I am looking to make a pen for someone special and am looking for a wood native to Korea and a source for same.

Any suggestions?

TIA,

Mike


----------



## DCBluesman (Apr 17, 2005)

The forests in Korea are largely pine, poplar, spruce and oak.  There is virtually no exportation of their woods as they are net importers.  since they consume more wood for heating than they produce.  There are other Asian and Southeast Asian trees which are availble, but Korea seems to be largely out of the mix of rare and unusual woods.


----------



## patsfan (Apr 17, 2005)

Thanks Lou.  Kinda what I was afraid of.

Mike


----------



## Mac In Oak Ridge (Apr 18, 2005)

Do a search on ebay for Korea and wood.  You should find some furniture there.  Some descriptions mention the wood used.  I have found reference to Elm and Tree of Heaven (Palwinia).

I also found this guy:

http://www.wpskorea.org/member/yoon.htm

His photo looks like a friendly guy and I wouldn't hesitate to contact him through his email address and tell him what you are looking for and why you want it.  Perhaps he will guide you to someone who can send you a chunk of wood.  Perhaps put a picture pen or two with your email to him.  That will give him an idea of what you are looking for and be sure and mention how small the pieces of wood you want are.  He may just take it on as an interesting project and you could send him a pen for the help.  Just a thought. I'd do it in a hearbeat.
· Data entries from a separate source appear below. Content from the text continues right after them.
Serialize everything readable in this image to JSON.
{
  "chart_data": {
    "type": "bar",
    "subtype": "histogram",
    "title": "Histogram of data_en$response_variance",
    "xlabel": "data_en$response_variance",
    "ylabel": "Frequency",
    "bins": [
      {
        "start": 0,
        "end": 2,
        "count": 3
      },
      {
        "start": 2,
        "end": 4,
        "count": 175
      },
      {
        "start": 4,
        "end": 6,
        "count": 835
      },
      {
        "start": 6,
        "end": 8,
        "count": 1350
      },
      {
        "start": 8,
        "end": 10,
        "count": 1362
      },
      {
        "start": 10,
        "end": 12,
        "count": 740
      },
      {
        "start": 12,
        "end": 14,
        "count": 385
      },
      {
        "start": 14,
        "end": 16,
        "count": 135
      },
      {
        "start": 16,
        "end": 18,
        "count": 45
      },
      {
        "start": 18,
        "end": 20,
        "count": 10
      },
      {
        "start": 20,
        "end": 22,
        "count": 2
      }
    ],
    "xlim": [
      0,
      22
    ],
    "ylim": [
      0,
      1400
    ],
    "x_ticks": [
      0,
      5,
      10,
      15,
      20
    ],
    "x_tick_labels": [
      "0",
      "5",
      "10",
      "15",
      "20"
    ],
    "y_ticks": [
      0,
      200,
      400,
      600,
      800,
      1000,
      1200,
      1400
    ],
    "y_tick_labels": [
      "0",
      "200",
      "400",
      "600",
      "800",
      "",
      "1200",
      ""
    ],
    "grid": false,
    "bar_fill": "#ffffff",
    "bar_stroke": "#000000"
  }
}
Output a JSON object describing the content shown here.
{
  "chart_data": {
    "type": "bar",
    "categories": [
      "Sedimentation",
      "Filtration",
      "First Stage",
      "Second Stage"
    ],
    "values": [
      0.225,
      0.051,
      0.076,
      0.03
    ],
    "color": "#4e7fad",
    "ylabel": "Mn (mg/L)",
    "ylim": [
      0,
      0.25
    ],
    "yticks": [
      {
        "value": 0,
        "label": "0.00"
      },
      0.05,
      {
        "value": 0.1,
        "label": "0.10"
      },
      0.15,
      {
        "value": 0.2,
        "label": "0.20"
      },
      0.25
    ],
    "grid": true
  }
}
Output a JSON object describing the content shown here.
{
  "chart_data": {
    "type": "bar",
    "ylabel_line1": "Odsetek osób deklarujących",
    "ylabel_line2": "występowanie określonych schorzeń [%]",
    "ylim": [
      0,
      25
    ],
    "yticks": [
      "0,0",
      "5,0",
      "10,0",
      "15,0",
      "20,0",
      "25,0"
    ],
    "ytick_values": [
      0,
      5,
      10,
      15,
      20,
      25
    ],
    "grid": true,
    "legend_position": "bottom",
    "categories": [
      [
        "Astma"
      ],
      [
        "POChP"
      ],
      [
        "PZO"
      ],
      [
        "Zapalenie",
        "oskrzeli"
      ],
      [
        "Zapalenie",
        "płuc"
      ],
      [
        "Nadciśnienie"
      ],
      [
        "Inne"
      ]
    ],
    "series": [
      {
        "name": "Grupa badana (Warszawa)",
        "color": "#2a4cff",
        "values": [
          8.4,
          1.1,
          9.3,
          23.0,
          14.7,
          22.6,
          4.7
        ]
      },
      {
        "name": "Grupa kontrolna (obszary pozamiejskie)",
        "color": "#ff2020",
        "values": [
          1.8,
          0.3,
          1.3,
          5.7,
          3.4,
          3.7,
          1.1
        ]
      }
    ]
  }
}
I also found this web site:

http://www.geocities.com/roman.jost/IntroductiontoKoreanFurniture.htm

Has good information about what woods are used in woodworking and furniture.  Mentions Persimmon, now that would be interesting to get a hold of, some Korean Persimmon Wood.

I just think you could flop around and find someone to send you a couple of sticks of some interesting wood.  How about trying to contact someone in our military in South Korea.  There is bound to be some woodworkers that are in the military over there.  You could track them down some way.

Go for it!


----------



## patsfan (Apr 18, 2005)

Thank you.  I will try to track down some zelkova.

Mike


----------



## Rudy Vey (Apr 18, 2005)

What about some laminated chop sticks....

just kidding....


----------